Mylene's response to Kathrine's post below was way too wonderful to be buried in the comment section, so I'm taking the liberty of posting it up front. What a great example of how we love and mentor each other (especially our younglings) as artists.

Mylene said:


By now you will have dried your tears, and I hope will hear me when I tell you that that was one of the most lucid analyses of one's own work I have every read. It takes talent not just to write, but to know when something isn't good enough. It takes courage not to let it slide. It takes heart for it to mean so much to you that you weep in the quest for mastery. It takes insight to parse the problem and grope toward the solution. You have all of these. You are almost there.

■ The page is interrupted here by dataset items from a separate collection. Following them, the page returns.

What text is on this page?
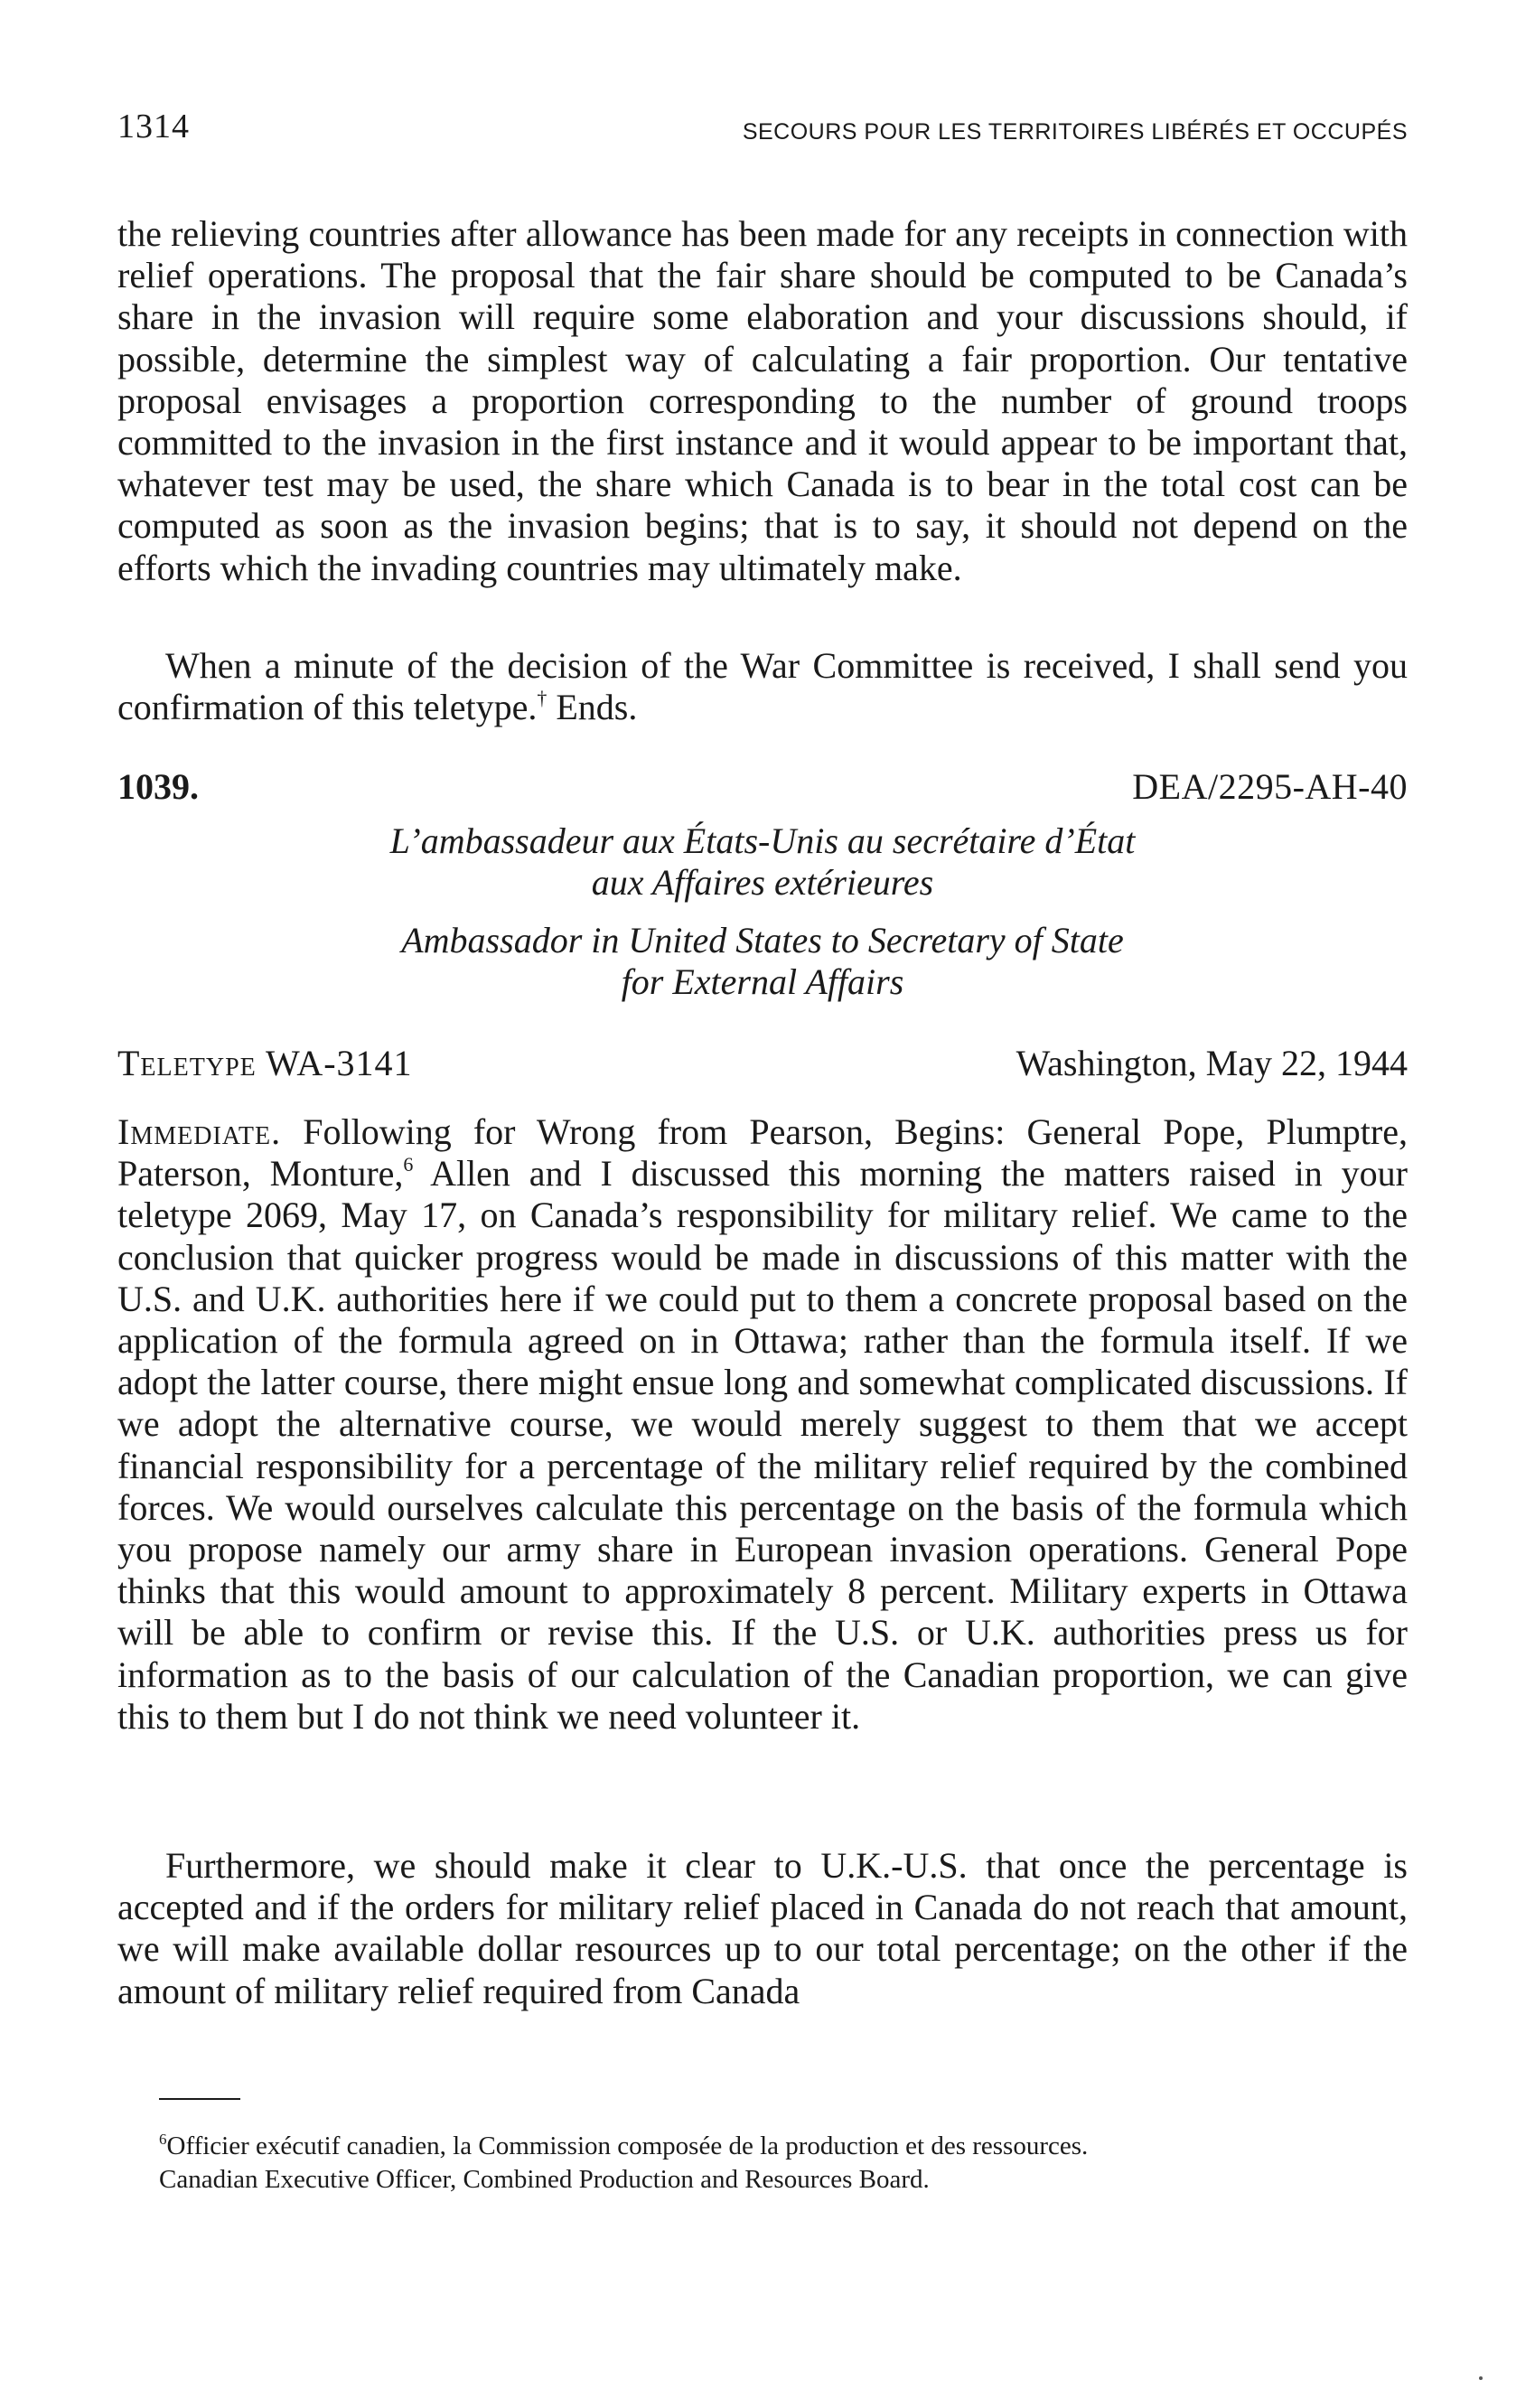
1314	SECOURS POUR LES TERRITOIRES LIBÉRÉS ET OCCUPÉS

the relieving countries after allowance has been made for any receipts in connection with relief operations. The proposal that the fair share should be computed to be Canada’s share in the invasion will require some elaboration and your discussions should, if possible, determine the simplest way of calculating a fair proportion. Our tentative proposal envisages a proportion corresponding to the number of ground troops committed to the invasion in the first instance and it would appear to be important that, whatever test may be used, the share which Canada is to bear in the total cost can be computed as soon as the invasion begins; that is to say, it should not depend on the efforts which the invading countries may ultimately make.

When a minute of the decision of the War Committee is received, I shall send you confirmation of this teletype.† Ends.

1039.	DEA/2295-AH-40
L’ambassadeur aux États-Unis au secrétaire d’État
aux Affaires extérieures
Ambassador in United States to Secretary of State
for External Affairs
Teletype WA-3141	Washington, May 22, 1944

Immediate. Following for Wrong from Pearson, Begins: General Pope, Plumptre, Paterson, Monture,$^6$ Allen and I discussed this morning the matters raised in your teletype 2069, May 17, on Canada’s responsibility for military relief. We came to the conclusion that quicker progress would be made in discussions of this matter with the U.S. and U.K. authorities here if we could put to them a concrete proposal based on the application of the formula agreed on in Ottawa; rather than the formula itself. If we adopt the latter course, there might ensue long and somewhat complicated discussions. If we adopt the alternative course, we would merely suggest to them that we accept financial responsibility for a percentage of the military relief required by the combined forces. We would ourselves calculate this percentage on the basis of the formula which you propose namely our army share in European invasion operations. General Pope thinks that this would amount to approximately 8 percent. Military experts in Ottawa will be able to confirm or revise this. If the U.S. or U.K. authorities press us for information as to the basis of our calculation of the Canadian proportion, we can give this to them but I do not think we need volunteer it.

Furthermore, we should make it clear to U.K.-U.S. that once the percentage is accepted and if the orders for military relief placed in Canada do not reach that amount, we will make available dollar resources up to our total percentage; on the other if the amount of military relief required from Canada

$^6$Officier exécutif canadien, la Commission composée de la production et des ressources.
Canadian Executive Officer, Combined Production and Resources Board.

Remember that the frustration you are feeling right now is not ordinary, and that is why it is intense. It is what the choreographer Martha Graham calls "divine dissatisfaction." You are trying to make something that is fit and meet--something that refuses to be pedestrian. This connects you and your struggle to all the angels of better creation. It would be easier just to let those chapters stumble inadequately along. But you refuse to. And therein lies your gift.

This thought doesn't necessarily make it any easier while you're struggling, I know. But whenever I reach the same kind of impasse, I remember Graham. I may feel lost, groveling, lowly. But this is an error in my perception. I am dancing. I am burning with the same hectic fire as the stars. And eventually will burn my way through.

Hug.

Comments

Thanks, Mylene.
Mylène said…
Hope it was a good day, Kathryn.
Mylène said…
For those who might be curious, here is Graham's quote in full and in context, as it appears in The Life and Work of Martha Graham, by Agnes de Mille:

"There is a vitality, a life force, an energy, a quickening that is translated through you into action, and because there is only one of you in all of time, this expression is unique. And if you block it, it will never exist through any other medium and it will be lost. The world will not have it. It is not your business to determine how good it is nor how valuable nor how it compares with other expressions. It is your business to keep it yours clearly and directly, to keep the channel open. You do not even have to believe in yourself or your work. You have to keep yourself open and aware to the urges that motivate you. Keep the channel open. ... No artist is pleased. [There is] no satisfaction whatever at any time. There is only a queer divine dissatisfaction, a blessed unrest that keeps us marching and makes us more alive than the others."
Thanks for posting the whole quote, Mylene. Wonderful stuff.